Every jax.Array has an associated jax.sharding.Sharding object describing which shard of the global data is required by each global device.
Most of the time, you can just write a function as if you’re operating on the full dataset, and jax.jit will split that computation across multiple devices for automatic parallelism.
But if you don’t want to use the jax.jit heuristics, you can parallelise manually using jax.shard_map() (also deprecates jax.pmap) to write a function that will handle a single shard of data. For example, a sharded sum will sum up the shards of the array on each device.
types of parallelism
Single Program, Multiple Data (SPMD) model of parallelism: write a single program that runs on multiple devices, using annotations to specify which part of the data each device is responsible for.

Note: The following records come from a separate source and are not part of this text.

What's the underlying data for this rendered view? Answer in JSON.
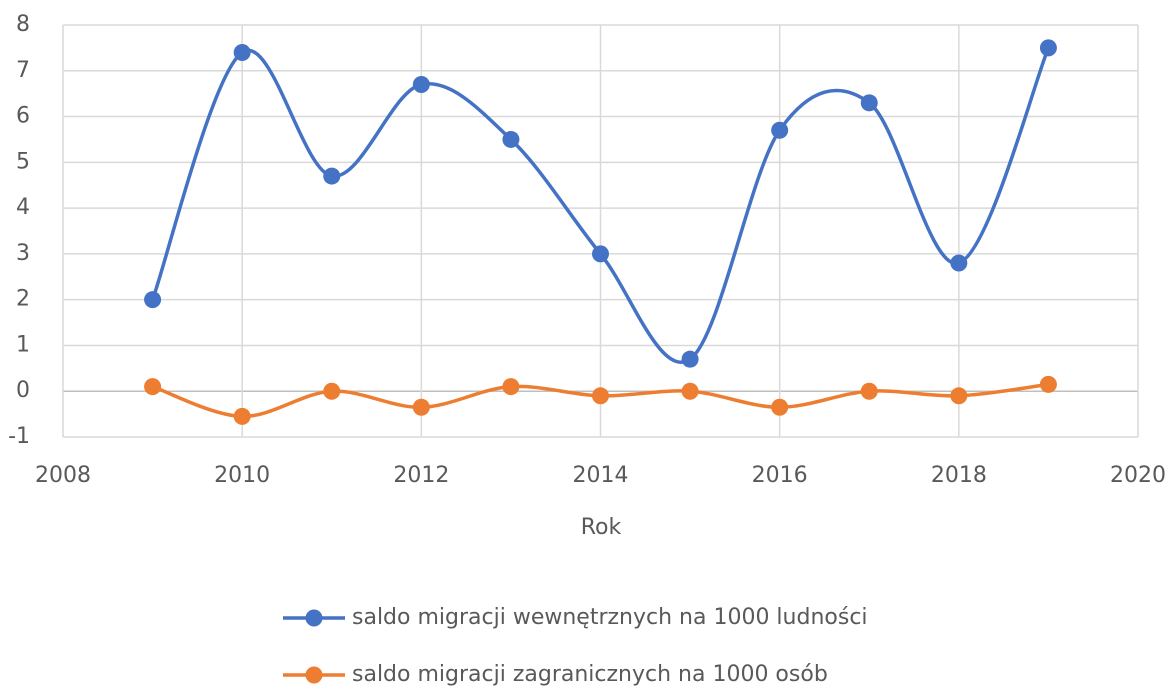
{
  "chart_data": {
    "type": "line",
    "x": [
      2009,
      2010,
      2011,
      2012,
      2013,
      2014,
      2015,
      2016,
      2017,
      2018,
      2019
    ],
    "series": [
      {
        "name": "saldo migracji wewnętrznych na 1000 ludności",
        "color": "#4472c4",
        "values": [
          2.0,
          7.4,
          4.7,
          6.7,
          5.5,
          3.0,
          0.7,
          5.7,
          6.3,
          2.8,
          7.5
        ]
      },
      {
        "name": "saldo migracji zagranicznych na 1000 osób",
        "color": "#ed7d31",
        "values": [
          0.1,
          -0.55,
          0.0,
          -0.35,
          0.1,
          -0.1,
          0.0,
          -0.35,
          0.0,
          -0.1,
          0.15
        ]
      }
    ],
    "x_label": "Rok",
    "xlim": [
      2008,
      2020
    ],
    "xticks": [
      2008,
      2010,
      2012,
      2014,
      2016,
      2018,
      2020
    ],
    "ylim": [
      -1,
      8
    ],
    "yticks": [
      -1,
      0,
      1,
      2,
      3,
      4,
      5,
      6,
      7,
      8
    ],
    "grid": true,
    "smooth": true,
    "legend": "bottom"
  }
}
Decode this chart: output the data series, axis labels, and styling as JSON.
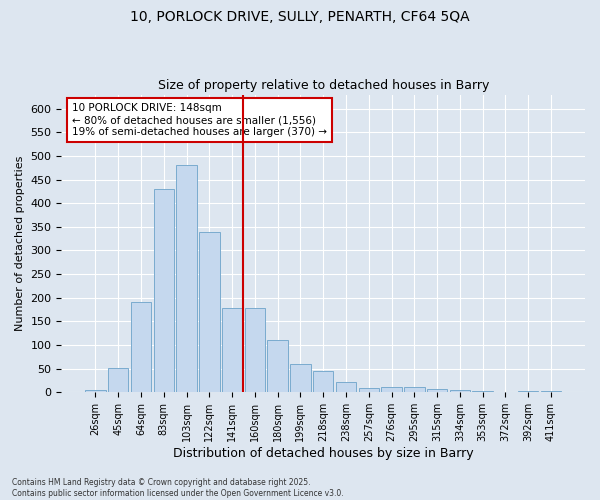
{
  "title1": "10, PORLOCK DRIVE, SULLY, PENARTH, CF64 5QA",
  "title2": "Size of property relative to detached houses in Barry",
  "xlabel": "Distribution of detached houses by size in Barry",
  "ylabel": "Number of detached properties",
  "categories": [
    "26sqm",
    "45sqm",
    "64sqm",
    "83sqm",
    "103sqm",
    "122sqm",
    "141sqm",
    "160sqm",
    "180sqm",
    "199sqm",
    "218sqm",
    "238sqm",
    "257sqm",
    "276sqm",
    "295sqm",
    "315sqm",
    "334sqm",
    "353sqm",
    "372sqm",
    "392sqm",
    "411sqm"
  ],
  "values": [
    5,
    52,
    190,
    430,
    481,
    340,
    178,
    178,
    110,
    60,
    45,
    22,
    8,
    10,
    10,
    6,
    4,
    3,
    1,
    2,
    3
  ],
  "bar_color": "#c5d8ee",
  "bar_edge_color": "#7aabcf",
  "vline_color": "#cc0000",
  "annotation_text": "10 PORLOCK DRIVE: 148sqm\n← 80% of detached houses are smaller (1,556)\n19% of semi-detached houses are larger (370) →",
  "annotation_box_color": "#ffffff",
  "annotation_box_edge": "#cc0000",
  "bg_color": "#dde6f0",
  "plot_bg_color": "#dde6f0",
  "grid_color": "#ffffff",
  "footer": "Contains HM Land Registry data © Crown copyright and database right 2025.\nContains public sector information licensed under the Open Government Licence v3.0.",
  "ylim": [
    0,
    630
  ],
  "yticks": [
    0,
    50,
    100,
    150,
    200,
    250,
    300,
    350,
    400,
    450,
    500,
    550,
    600
  ]
}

jax.sharding.Meshis an arrangement of all our accelerators into anumpy.ndarray-
jax.Pspecifies which axes of our array are to be sharded over which axes of devices (with standard broadcasting rules)

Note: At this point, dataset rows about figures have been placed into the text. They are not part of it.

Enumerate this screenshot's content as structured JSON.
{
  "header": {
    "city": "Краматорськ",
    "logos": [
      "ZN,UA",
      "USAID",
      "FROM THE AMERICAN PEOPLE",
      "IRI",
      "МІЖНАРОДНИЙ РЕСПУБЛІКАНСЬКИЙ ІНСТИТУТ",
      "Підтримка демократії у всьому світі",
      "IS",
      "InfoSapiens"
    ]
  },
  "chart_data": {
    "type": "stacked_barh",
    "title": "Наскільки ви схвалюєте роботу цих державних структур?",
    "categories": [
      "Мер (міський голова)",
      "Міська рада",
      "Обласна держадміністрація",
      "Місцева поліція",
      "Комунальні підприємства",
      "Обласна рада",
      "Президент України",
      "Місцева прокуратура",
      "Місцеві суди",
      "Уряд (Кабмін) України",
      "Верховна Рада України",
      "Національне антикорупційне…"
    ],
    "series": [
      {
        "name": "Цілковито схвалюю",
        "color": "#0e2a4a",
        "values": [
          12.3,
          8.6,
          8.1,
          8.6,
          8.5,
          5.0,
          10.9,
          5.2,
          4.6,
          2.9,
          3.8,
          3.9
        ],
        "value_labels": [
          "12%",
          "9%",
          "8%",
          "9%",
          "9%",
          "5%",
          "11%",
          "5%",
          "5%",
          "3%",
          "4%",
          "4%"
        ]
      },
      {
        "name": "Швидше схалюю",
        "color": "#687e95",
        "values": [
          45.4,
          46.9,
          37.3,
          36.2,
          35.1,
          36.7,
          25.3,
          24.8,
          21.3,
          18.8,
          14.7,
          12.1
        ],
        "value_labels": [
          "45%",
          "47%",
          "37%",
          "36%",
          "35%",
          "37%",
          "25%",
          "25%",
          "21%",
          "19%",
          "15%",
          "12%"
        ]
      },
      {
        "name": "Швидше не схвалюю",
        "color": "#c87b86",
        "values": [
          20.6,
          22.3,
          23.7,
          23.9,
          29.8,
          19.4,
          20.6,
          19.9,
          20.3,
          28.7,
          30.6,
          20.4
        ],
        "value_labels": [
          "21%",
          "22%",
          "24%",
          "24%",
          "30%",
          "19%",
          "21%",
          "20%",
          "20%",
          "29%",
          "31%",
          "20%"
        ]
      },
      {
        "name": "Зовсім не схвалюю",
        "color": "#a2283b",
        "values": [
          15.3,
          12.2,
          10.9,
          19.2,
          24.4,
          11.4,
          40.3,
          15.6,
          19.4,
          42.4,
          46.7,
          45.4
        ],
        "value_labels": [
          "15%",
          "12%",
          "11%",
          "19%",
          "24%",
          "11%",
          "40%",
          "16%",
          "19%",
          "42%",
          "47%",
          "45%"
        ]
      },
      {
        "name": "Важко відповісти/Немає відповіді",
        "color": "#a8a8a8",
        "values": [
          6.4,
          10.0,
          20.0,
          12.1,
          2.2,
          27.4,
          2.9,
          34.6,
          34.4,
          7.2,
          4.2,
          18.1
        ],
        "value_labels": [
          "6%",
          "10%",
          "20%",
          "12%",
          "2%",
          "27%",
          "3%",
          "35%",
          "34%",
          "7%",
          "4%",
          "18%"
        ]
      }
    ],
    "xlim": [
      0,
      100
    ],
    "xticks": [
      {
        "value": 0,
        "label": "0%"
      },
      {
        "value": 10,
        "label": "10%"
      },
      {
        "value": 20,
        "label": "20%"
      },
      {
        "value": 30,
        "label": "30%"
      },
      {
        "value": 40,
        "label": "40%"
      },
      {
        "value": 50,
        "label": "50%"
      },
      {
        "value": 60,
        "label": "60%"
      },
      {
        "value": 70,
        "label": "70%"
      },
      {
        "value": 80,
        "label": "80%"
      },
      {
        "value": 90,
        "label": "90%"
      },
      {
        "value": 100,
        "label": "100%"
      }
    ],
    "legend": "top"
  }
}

Some common regimes for neural networks:
- Data parallel (performant for small models). Each accelerator stores a complete copy of the model parameters, and we shard activations along the batch axis to split the computation of the gradients.
- Fully-sharded data parallel. Shard both the model and the parameters.
- Tensor parallel. Structure the model so that the forward pass computation can be performed in parallel. For example, shard along the heads of a multi-headed self-attention network. These can also be scaled to a kubernetes cluster.